Swin Transformer + YOLO系列!（以YOLOv11为例）层级式特征提取猛猛提点！保姆级手把手教程来了！（已出单版！！！！）

MA_DDup

已于 2025-04-30 16:43:48 修改

阅读量1.2k

点赞数 28

文章标签： transformer YOLO 深度学习

于 2025-03-17 17:13:20 首次发布

本文链接：https://blog.csdn.net/m0_56520034/article/details/146244239

版权

YOLO 结合CVPR年度最佳论文——Swin Transformer，把握视觉特征、不同尺度但同目标的语义特征、检测目标与周围复杂干扰的上下文特征等多尺度特征，实现层级式特征提取，有效抗干扰，强势提点！

其实目前网上现有的几篇Swin Transformer + YOLO系列的文章没办法做到傻瓜式的部署和跑通模型，这些文章中教的需要修改的代码也不完善，有的只写了需要修改的文件名但没说怎么改，有的需要改的文件根本没列出来.....

同时，目前YOLO的最新版的官方工程代码，结构相较于以往版本有一定程度上的调整，以往教程还未根据最新更新的结构进行调整，无法直接使用。

因此，对着那些教程，代码往往还是会报错，无法直接实现模型的傻瓜式、快速跑通，许多代码实践经验较少或者看到代码就头疼的同学遇到这种情况表示很是困扰。

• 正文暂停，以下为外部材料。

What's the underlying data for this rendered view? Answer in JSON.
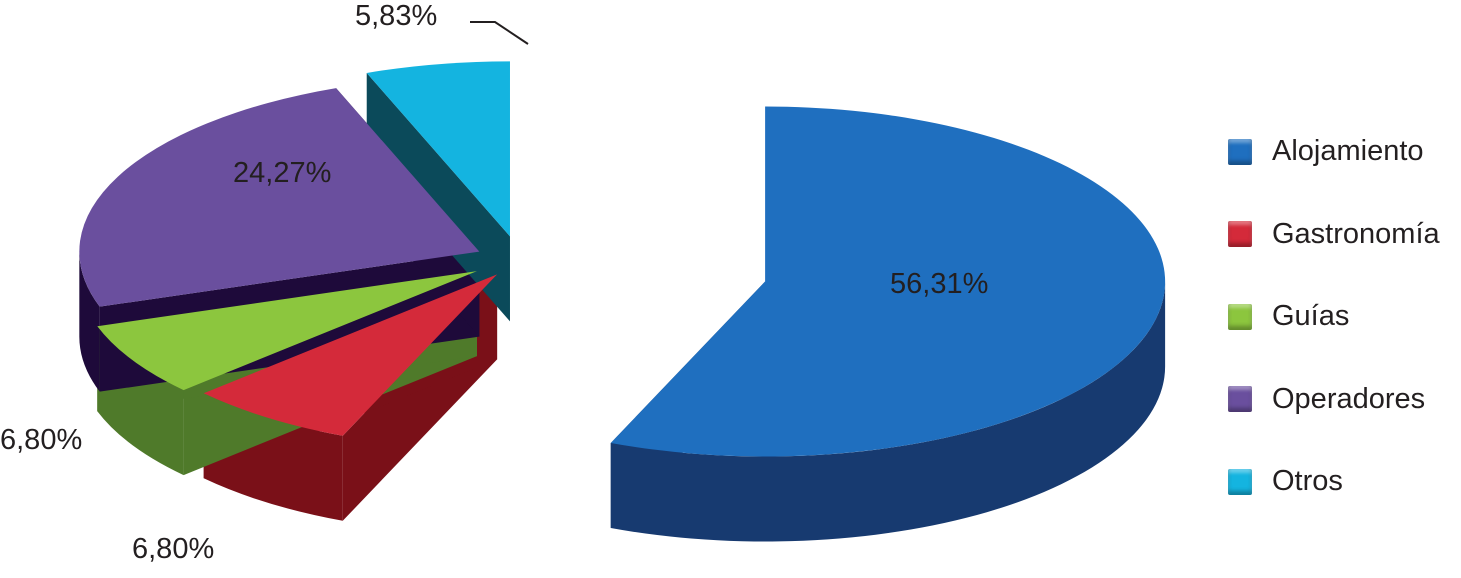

为解决这一问题，我们决定：做一个，从第一步到最后一步，都精细到“打开aaaa/bbbb/cccc地址下的dddd.py的文件，将代码的第n行：XXXXX改为xxxxx”的小白教程，帮助大家2小时快速跑通，解决论文的实验环节！废话不多说，我们直接开始！

一、Swin Transformer简介

上图为Swin Transformer网络结构图

传统检测基于卷积思想（CNN）进行特征提取，CNN更为关注局部特征，忽略了局部与局部之间的联系，而Transformer很好地解决了这一问题。Swin Transformer更多地结合了计算机视觉的先验知识，实现了与卷积神经网络类似的层级化结构设计，通过Self Window、Shifted Window配对的灵活的自注意力机制，使得网络在较浅的层级就已经拥有了覆盖全局的感受野，拥有全局建模的能力，并且提高了模型的计算性能。详细内容，请见原文。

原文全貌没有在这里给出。